Well for starters, she's getting a PUPPY for Christmas!! Haha, he laughs. "No seriously", he says.
Then this morning the Lord reminded me of how much he loves me and wants me to be happy. As much as I want for Mac to be happy and I will do everything in my power to see to it that she is... I will NEVER understand His love for me, His child. It's just that big. Bad things happen sometimes, but the Lord is always in control. He knows what we need before we do. He sees our hurts, and he wants to get us a "puppy" too. But is that really what we need? I look back at every hard time in my life & see now that all of them, every single one was a growing time. What if I had just got my "puppy" and then went on my merry way? Would I be the person that I am today? I have to realize that He knows me better than me & will do whats best for me. I am not in control.
Seasons, we all go through them. It hurts the Father to see you struggle, but there is a reason. We just have to keep pressing on and not give up and believe that no matter what, I'm gonna come out of this a better person... WITH A PUPPY!!!

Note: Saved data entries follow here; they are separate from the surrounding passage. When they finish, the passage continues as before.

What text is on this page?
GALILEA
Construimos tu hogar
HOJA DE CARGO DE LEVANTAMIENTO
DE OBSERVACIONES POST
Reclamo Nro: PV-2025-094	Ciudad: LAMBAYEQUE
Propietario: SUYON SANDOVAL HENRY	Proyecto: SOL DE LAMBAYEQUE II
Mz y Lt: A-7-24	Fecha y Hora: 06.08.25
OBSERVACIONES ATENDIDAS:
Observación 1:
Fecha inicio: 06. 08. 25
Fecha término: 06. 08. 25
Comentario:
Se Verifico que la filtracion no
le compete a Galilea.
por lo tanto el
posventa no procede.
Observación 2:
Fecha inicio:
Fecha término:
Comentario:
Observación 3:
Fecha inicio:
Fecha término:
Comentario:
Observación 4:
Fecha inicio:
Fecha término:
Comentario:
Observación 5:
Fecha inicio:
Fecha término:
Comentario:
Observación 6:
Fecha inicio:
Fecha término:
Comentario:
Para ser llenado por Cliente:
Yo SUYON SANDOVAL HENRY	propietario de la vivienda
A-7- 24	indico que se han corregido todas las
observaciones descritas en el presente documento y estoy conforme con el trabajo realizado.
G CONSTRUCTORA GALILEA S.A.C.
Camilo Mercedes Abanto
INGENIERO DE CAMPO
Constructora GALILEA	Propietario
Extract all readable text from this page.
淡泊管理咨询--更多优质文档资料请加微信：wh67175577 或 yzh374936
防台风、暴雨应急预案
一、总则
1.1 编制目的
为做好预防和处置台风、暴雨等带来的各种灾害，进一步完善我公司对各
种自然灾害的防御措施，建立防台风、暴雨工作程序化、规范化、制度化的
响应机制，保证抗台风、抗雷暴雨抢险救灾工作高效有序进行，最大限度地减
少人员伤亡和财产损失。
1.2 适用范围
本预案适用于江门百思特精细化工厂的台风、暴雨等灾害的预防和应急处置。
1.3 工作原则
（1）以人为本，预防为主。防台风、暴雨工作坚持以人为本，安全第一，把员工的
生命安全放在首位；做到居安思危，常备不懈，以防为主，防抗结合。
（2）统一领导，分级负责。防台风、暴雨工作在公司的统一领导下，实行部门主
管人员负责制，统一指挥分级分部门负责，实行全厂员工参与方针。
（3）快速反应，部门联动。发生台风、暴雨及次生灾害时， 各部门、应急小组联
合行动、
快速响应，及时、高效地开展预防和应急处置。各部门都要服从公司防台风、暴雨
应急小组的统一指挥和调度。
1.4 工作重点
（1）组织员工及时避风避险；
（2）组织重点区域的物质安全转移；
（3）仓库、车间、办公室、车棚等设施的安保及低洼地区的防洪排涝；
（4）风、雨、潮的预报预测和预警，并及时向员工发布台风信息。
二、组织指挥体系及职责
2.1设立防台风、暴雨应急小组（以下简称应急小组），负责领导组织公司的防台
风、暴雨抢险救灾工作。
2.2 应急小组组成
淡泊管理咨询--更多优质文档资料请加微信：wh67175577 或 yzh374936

Wednesday, November 19, 2008

My daughter makes me nervous

So, I've decided to blog...why people want to read about other peoples lives?? But why not read about mine :)..
Today was my daughter's Thanksgiving lunch held inside her classroom. All the parents were invited to attend and bring food. After getting their food & sitting at their tables to eat it got rather quite in the classroom.
Anyone who knows Mac understands that she has this "gift". A gift to speak whatever is on her mind. A gift that I often worried about when she was small.
There was the time that she was being held by a sweet, sweet lady at Christmas dinner. The lady was talking to her and inquiring about what she liked to do, etc. and then it came. Mac announced to everyone that,"...your breath is stank". I could have crawled under a rock. I'm certain that my face turned 47 shades of red and well, I was speechless. On the way home, I was trying to explain to Mac that you don't always say everything that you think, EVEN if it's true. But, then I was interrupted by my "freedom finding" husband who replied, "I think it's a good thing that she speaks her mind, blah, blah, blah. "
Then there was the time she announced to everyone at my birthday party that, "we ain't got no toilet paper at my house!".
And let's not forget about the time that she told the story to a table full of guests that included the punchline, "I have an affliction in my loins"...
So, I've found myself trying to steer a very vocal female in the ways of, "just whisper in my ear before you say it", kinda way.
Then today, she leans over and whispers in my ear, "Mom, my butt is growling", and while I'm laughing and trying to tell my husband what she has said, I hear her yelling out across the room, "Taylor, where is yo' daddy at today? and Amanda you said YOUR mother was a...."
I left her there with her freedom finding Daddy!!!

And then tonight while having our creative team meeting, I go to the kitchen to get me a drink & she stands on her chair and announces that, "my momma gots the toots!".